# coe for newborn?



## helloworld232 (Sep 13, 2013)

My child was born on Sept in SKorea and work's lawyer submitted the application around Oct 1, and now is almost end of November but still no news. Is this normal?


also got another question, according to japan immigration website, working visa renewal process can take up to 2 weeks- 3months. If my working visa expired during the process of renewal of my working visa, what will happen then? 

Thanks


----------



## larabell (Sep 10, 2007)

Three months seems a bit long... but if you're here already and apply for an extension to your period of stay, there should be a notation somewhere (used to be in your passport but not it's probably on the back of your zairyu card) that you've applied and, in theory, you're covered for however long it takes to process your application. But after a couple of months, I'd be on the phone to Immigration to see what's up.
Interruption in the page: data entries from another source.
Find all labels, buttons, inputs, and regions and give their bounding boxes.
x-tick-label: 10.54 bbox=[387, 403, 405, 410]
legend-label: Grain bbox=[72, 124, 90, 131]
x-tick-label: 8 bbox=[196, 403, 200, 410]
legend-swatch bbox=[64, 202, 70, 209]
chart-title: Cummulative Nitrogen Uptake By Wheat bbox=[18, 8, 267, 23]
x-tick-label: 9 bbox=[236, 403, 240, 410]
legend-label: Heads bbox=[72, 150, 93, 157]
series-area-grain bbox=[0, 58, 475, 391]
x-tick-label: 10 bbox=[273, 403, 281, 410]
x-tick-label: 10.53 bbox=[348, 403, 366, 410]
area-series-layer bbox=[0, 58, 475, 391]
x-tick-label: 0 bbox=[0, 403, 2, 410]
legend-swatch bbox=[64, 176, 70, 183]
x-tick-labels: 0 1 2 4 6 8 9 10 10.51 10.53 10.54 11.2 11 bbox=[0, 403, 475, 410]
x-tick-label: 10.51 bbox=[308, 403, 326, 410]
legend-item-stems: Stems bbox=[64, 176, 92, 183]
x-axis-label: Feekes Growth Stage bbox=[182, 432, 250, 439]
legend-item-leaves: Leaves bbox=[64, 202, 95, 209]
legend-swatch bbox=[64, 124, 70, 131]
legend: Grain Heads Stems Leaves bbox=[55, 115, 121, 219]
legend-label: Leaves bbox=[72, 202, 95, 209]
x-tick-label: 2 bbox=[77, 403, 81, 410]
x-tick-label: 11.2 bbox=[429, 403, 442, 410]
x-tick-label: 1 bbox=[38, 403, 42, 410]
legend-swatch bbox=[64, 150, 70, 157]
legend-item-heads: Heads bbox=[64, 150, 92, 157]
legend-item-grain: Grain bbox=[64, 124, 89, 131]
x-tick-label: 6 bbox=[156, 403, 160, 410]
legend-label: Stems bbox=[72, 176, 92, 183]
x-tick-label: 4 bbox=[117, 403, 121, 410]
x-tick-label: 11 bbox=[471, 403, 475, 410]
Same with your child's application. Have the attorney give them a call because I only had to wait a few weeks for each of my kids. There's not much they would need to check in order to make a decision. On the other hand... it could make a difference that your child wasn't born in Japan. But I'd still suggest a phone call because two months also seems a bit long to me.


----------



## helloworld232 (Sep 13, 2013)

larabell said:


> But I'd still suggest a phone call because two months also seems a bit long to me.



Ya, still nothing yet and has been 2 months now. I tried calling them but it seems they only speak Japanese which I can't =(


----------



## larabell (Sep 10, 2007)

If you're in the Kanto area, the Tokyo Immigration Bureau has an English phone number that you can find fairly easily using Google. If you're not in the Kanto area you might still be able to ask them if there's an English number you can call or if there's some other way to check on your application. Worst case, pay a visit to the office where you made your application and tell them you've been waiting two months and that you want to know what you should do.

It's certainly possible that the backlog is that long or that your application needed some kind of special processing but I don't recall waiting any more than a few weeks for an extension. Of course, it's been a while since I've had to worry about that so they might have gotten slower since then.

Good luck...


----------